Ron Paul: Police State Was Planned, 9/11 Just ‘Provided An Opportunity’ to Implement It

Monday, September 11, 2017
By Paul Martin

9/11 was used as justification for passing the PATRIOT Act, but as Ron Paul noted, the extensive bill was written manny years before the attacks occurred.

By Rachel Blevins
September 11, 2017

Sept. 11, 2001, is remembered for a number of reasons, and one of the most important, which often goes unnoticed, is that it was used as an excuse to degrade the liberties of Americans through the passage of the USA PATRIOT Act.

The Uniting and Strengthening America by Providing Appropriate Tools Required to Intercept and Obstruct Terrorism Act was signed into law by President George W. Bush on Oct. 26, 2001—just 45 days after 9/11. The act passed in the Senate with a vote of 98-1, and it passed in the House with a vote of 357-66.

Former Texas Congressman Ron Paul was one of the few who voted against the act when he was in the House of Representatives, and he has been speaking out against it ever since. Paul is also known for his presidential campaigns, and when he was seeking the Republican nomination in the 2012 election, he reminded the world of one of the most crucial aspects of the PATRIOT Act.

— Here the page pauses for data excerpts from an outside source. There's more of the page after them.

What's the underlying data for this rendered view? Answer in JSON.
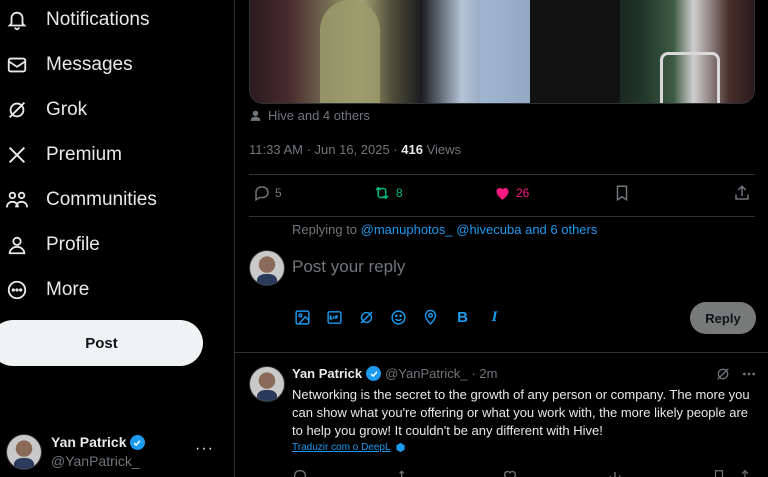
{
  "sidebar": {
    "items": [
      {
        "label": "Notifications",
        "icon": "bell-icon"
      },
      {
        "label": "Messages",
        "icon": "envelope-icon"
      },
      {
        "label": "Grok",
        "icon": "grok-icon"
      },
      {
        "label": "Premium",
        "icon": "x-logo-icon"
      },
      {
        "label": "Communities",
        "icon": "people-icon"
      },
      {
        "label": "Profile",
        "icon": "person-icon"
      },
      {
        "label": "More",
        "icon": "more-circle-icon"
      }
    ],
    "post_label": "Post",
    "account": {
      "display_name": "Yan Patrick",
      "handle": "@YanPatrick_",
      "more": "···"
    }
  },
  "tweet": {
    "retweeted_by": "Hive and 4 others",
    "time": "11:33 AM · Jun 16, 2025 · ",
    "views_count": "416",
    "views_label": " Views",
    "actions": {
      "replies": "5",
      "reposts": "8",
      "likes": "26"
    }
  },
  "compose": {
    "replying_prefix": "Replying to ",
    "replying_to": "@manuphotos_ @hivecuba and 6 others",
    "placeholder": "Post your reply",
    "reply_label": "Reply",
    "tools": [
      "image-icon",
      "gif-icon",
      "grok-icon",
      "emoji-icon",
      "location-icon",
      "bold-icon",
      "italic-icon"
    ],
    "bold_glyph": "B",
    "italic_glyph": "I"
  },
  "reply_tweet": {
    "display_name": "Yan Patrick",
    "handle": "@YanPatrick_",
    "time": "· 2m",
    "body": "Networking is the secret to the growth of any person or company. The more you can show what you're offering or what you work with, the more likely people are to help you grow! It couldn't be any different with Hive!",
    "translate": "Traduzir com o DeepL"
  },
  "colors": {
    "accent": "#1d9bf0",
    "repost": "#00ba7c",
    "like": "#f91880",
    "muted": "#71767b"
  }
}
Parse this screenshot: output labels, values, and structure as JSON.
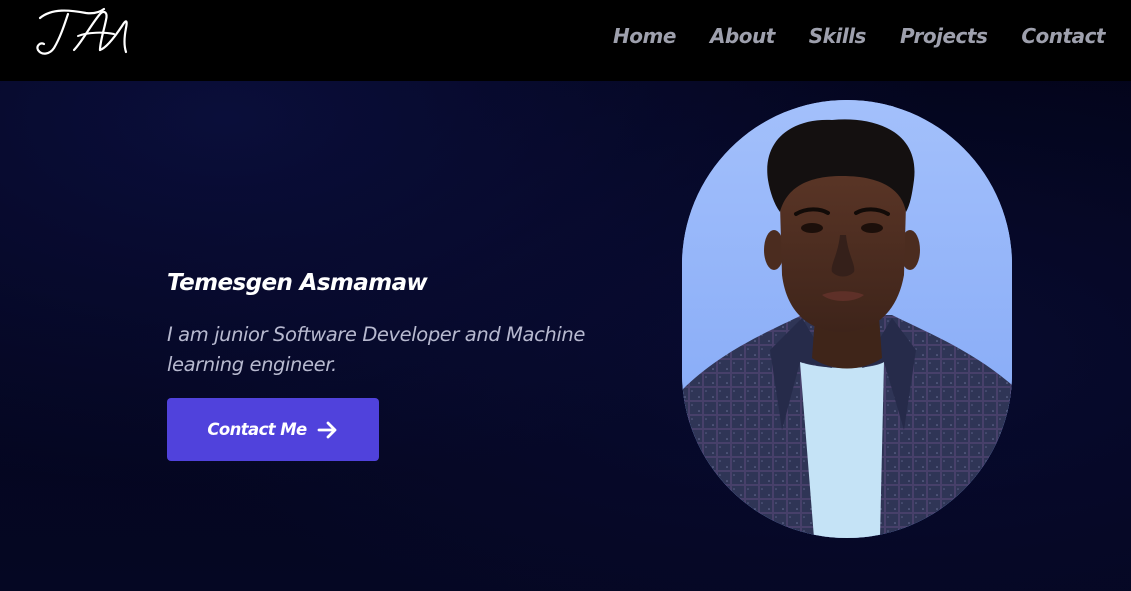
{
  "header": {
    "logo_text": "TA",
    "nav": [
      {
        "label": "Home"
      },
      {
        "label": "About"
      },
      {
        "label": "Skills"
      },
      {
        "label": "Projects"
      },
      {
        "label": "Contact"
      }
    ]
  },
  "hero": {
    "name": "Temesgen Asmamaw",
    "tagline": "I am junior Software Developer and Machine learning engineer.",
    "cta_label": "Contact Me",
    "cta_icon": "arrow-right-icon"
  },
  "colors": {
    "background": "#04051c",
    "navbar": "#000000",
    "nav_text": "#9ea0ad",
    "accent": "#5042dc",
    "portrait_background": "#8fb3fb"
  }
}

“The PATRIOT Act was written many, many years before 9/11,” Paul said during a speech in Ames, Iowa, in December 2011. He noted that the attacks simply provided “an opportunity for some people to do what they wanted to do.”

The PATRIOT Act contained a number of provisions, which included bypassing the Fourth American, giving unprecedented power to the National Security Agency, and letting the Federal Bureau of Investigation search telephone, email and financial records of American citizens without court orders.

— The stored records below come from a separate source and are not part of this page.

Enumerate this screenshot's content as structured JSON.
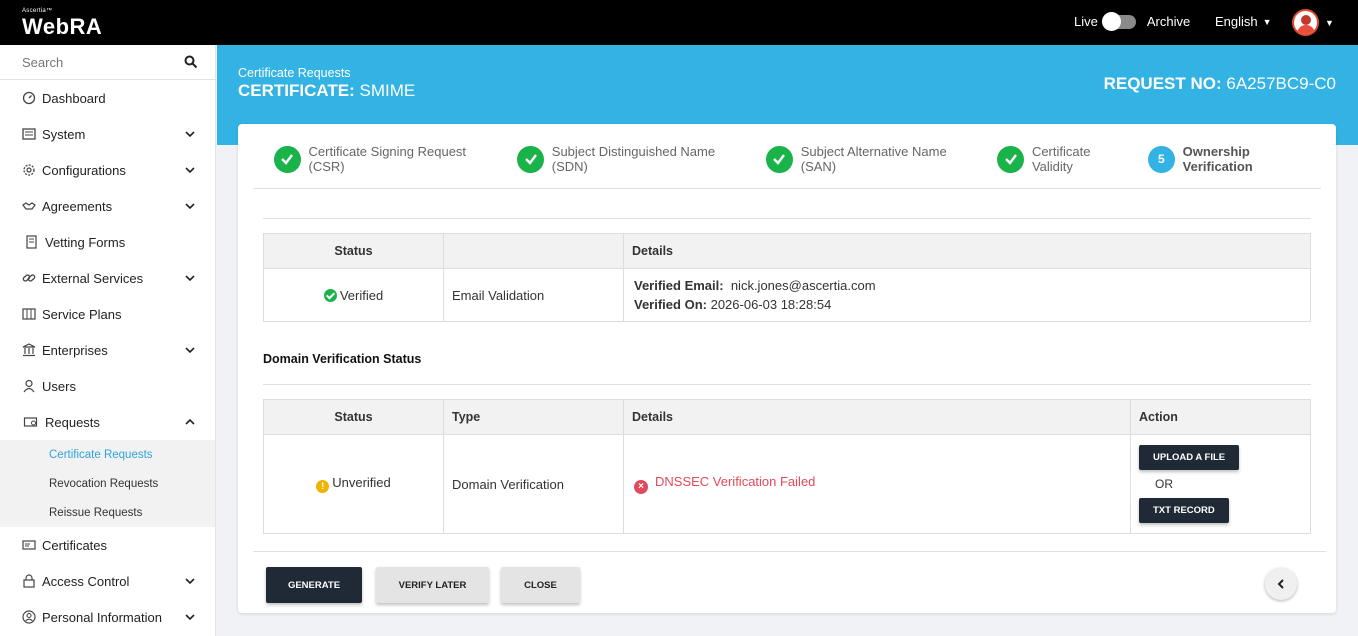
{
  "app": {
    "brand_small": "Ascertia™",
    "brand": "WebRA"
  },
  "topbar": {
    "live_label": "Live",
    "archive_label": "Archive",
    "language": "English"
  },
  "sidebar": {
    "search_placeholder": "Search",
    "items": [
      {
        "label": "Dashboard",
        "icon": "dashboard-icon"
      },
      {
        "label": "System",
        "icon": "system-icon"
      },
      {
        "label": "Configurations",
        "icon": "gear-icon"
      },
      {
        "label": "Agreements",
        "icon": "handshake-icon"
      },
      {
        "label": "Vetting Forms",
        "icon": "form-icon"
      },
      {
        "label": "External Services",
        "icon": "link-icon"
      },
      {
        "label": "Service Plans",
        "icon": "plans-icon"
      },
      {
        "label": "Enterprises",
        "icon": "bank-icon"
      },
      {
        "label": "Users",
        "icon": "users-icon"
      },
      {
        "label": "Requests",
        "icon": "requests-icon"
      },
      {
        "label": "Certificates",
        "icon": "certificate-icon"
      },
      {
        "label": "Access Control",
        "icon": "lock-icon"
      },
      {
        "label": "Personal Information",
        "icon": "user-icon"
      }
    ],
    "requests_sub": [
      "Certificate Requests",
      "Revocation Requests",
      "Reissue Requests"
    ]
  },
  "header": {
    "breadcrumb": "Certificate Requests",
    "title_prefix": "CERTIFICATE:",
    "title_value": "SMIME",
    "request_prefix": "REQUEST NO:",
    "request_value": "6A257BC9-C0"
  },
  "steps": [
    {
      "label": "Certificate Signing Request (CSR)",
      "state": "done"
    },
    {
      "label": "Subject Distinguished Name (SDN)",
      "state": "done"
    },
    {
      "label": "Subject Alternative Name (SAN)",
      "state": "done"
    },
    {
      "label": "Certificate Validity",
      "state": "done"
    },
    {
      "label": "Ownership Verification",
      "state": "current",
      "number": "5"
    }
  ],
  "email_table": {
    "headers": [
      "Status",
      "",
      "Details"
    ],
    "row": {
      "status": "Verified",
      "type": "Email Validation",
      "email_label": "Verified Email:",
      "email_value": "nick.jones@ascertia.com",
      "on_label": "Verified On:",
      "on_value": "2026-06-03 18:28:54"
    }
  },
  "domain_section_title": "Domain Verification Status",
  "domain_table": {
    "headers": [
      "Status",
      "Type",
      "Details",
      "Action"
    ],
    "row": {
      "status": "Unverified",
      "type": "Domain Verification",
      "details": "DNSSEC Verification Failed",
      "upload_label": "UPLOAD A FILE",
      "or_label": "OR",
      "txt_label": "TXT RECORD"
    }
  },
  "footer": {
    "generate": "GENERATE",
    "verify_later": "VERIFY LATER",
    "close": "CLOSE"
  },
  "colors": {
    "accent": "#32b3e3",
    "success": "#19b34a",
    "error": "#e14a5c",
    "dark": "#1f2a36"
  }
}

As the American Civil Liberties Union noted, a law that was passed in the name of fighting terrorism, instead worked against Americans by turning regular citizens into terrorist suspects:

“Hastily passed 45 days after 9/11 in the name of national security, the Patriot Act was the first of many changes to surveillance laws that made it easier for the government to spy on ordinary Americans by expanding the authority to monitor phone and email communications, collect bank and credit reporting records, and track the activity of innocent Americans on the Internet. While most Americans think it was created to catch terrorists, the Patriot Act actually turns regular citizens into suspects.”

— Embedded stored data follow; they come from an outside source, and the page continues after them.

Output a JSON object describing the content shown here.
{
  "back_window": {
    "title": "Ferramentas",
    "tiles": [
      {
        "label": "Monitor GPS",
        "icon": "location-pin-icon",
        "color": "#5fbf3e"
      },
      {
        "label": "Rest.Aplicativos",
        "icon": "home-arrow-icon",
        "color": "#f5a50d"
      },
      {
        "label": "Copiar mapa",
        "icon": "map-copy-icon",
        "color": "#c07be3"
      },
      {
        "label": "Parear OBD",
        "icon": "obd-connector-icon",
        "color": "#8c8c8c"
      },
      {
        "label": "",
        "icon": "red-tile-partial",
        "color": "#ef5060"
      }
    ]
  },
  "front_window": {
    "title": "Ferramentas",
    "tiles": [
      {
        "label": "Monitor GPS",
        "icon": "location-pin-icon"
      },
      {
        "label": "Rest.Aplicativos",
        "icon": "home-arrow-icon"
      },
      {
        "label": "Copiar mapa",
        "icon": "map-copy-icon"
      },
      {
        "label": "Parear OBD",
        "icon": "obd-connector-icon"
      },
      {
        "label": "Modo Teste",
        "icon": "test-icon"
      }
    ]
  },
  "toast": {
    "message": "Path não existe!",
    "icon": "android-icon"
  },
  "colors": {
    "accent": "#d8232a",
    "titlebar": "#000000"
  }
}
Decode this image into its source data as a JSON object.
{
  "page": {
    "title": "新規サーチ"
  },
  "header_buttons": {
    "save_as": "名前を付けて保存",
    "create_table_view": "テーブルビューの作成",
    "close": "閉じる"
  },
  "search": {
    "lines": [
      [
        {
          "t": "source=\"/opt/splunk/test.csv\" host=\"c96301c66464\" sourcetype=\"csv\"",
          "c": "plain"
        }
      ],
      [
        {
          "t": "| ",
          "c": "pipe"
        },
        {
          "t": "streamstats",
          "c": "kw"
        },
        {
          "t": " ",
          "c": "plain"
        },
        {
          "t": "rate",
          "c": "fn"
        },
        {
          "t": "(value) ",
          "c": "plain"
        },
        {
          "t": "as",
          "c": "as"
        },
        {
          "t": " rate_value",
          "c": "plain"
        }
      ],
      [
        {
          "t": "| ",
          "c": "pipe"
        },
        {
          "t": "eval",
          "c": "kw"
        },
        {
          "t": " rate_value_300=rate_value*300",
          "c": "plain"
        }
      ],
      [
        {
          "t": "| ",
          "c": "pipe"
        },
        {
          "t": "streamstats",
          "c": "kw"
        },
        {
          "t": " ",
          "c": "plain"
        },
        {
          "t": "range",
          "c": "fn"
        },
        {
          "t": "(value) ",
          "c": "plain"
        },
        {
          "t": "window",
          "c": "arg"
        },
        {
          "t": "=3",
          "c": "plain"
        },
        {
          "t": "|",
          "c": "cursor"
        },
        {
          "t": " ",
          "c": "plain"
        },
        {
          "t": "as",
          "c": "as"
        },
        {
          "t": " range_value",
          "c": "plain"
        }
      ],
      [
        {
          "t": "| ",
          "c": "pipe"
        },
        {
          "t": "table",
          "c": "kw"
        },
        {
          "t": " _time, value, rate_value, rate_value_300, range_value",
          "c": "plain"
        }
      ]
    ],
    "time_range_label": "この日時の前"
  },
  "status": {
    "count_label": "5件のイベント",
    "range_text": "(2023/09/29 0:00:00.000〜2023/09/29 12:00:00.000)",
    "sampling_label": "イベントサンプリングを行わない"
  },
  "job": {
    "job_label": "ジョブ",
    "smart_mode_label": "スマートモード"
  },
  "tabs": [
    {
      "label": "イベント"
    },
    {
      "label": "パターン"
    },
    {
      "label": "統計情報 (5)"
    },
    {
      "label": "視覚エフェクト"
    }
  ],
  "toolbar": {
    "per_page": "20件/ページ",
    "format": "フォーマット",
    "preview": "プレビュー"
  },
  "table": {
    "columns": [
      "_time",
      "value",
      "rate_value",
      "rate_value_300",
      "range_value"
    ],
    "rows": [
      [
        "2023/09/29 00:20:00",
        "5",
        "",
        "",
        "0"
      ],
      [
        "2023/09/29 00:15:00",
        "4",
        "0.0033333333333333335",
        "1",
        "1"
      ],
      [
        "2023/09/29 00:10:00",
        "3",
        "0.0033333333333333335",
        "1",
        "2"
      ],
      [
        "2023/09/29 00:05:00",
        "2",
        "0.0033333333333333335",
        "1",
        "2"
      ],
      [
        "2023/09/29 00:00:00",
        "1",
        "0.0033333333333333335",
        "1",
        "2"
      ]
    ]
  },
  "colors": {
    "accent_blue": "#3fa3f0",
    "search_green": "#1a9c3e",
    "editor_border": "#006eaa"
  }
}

The final version of the USA PATRIOT Act was 342 pages long and it changed more than 15 existing laws. Before signing it into law, Bush claimed the bill was so heavily approved because “it upholds and respects the civil liberties guaranteed by our Constitution. This legislation is essential not only to pursuing and punishing terrorists, but also preventing more atrocities in the hands of the evil ones.”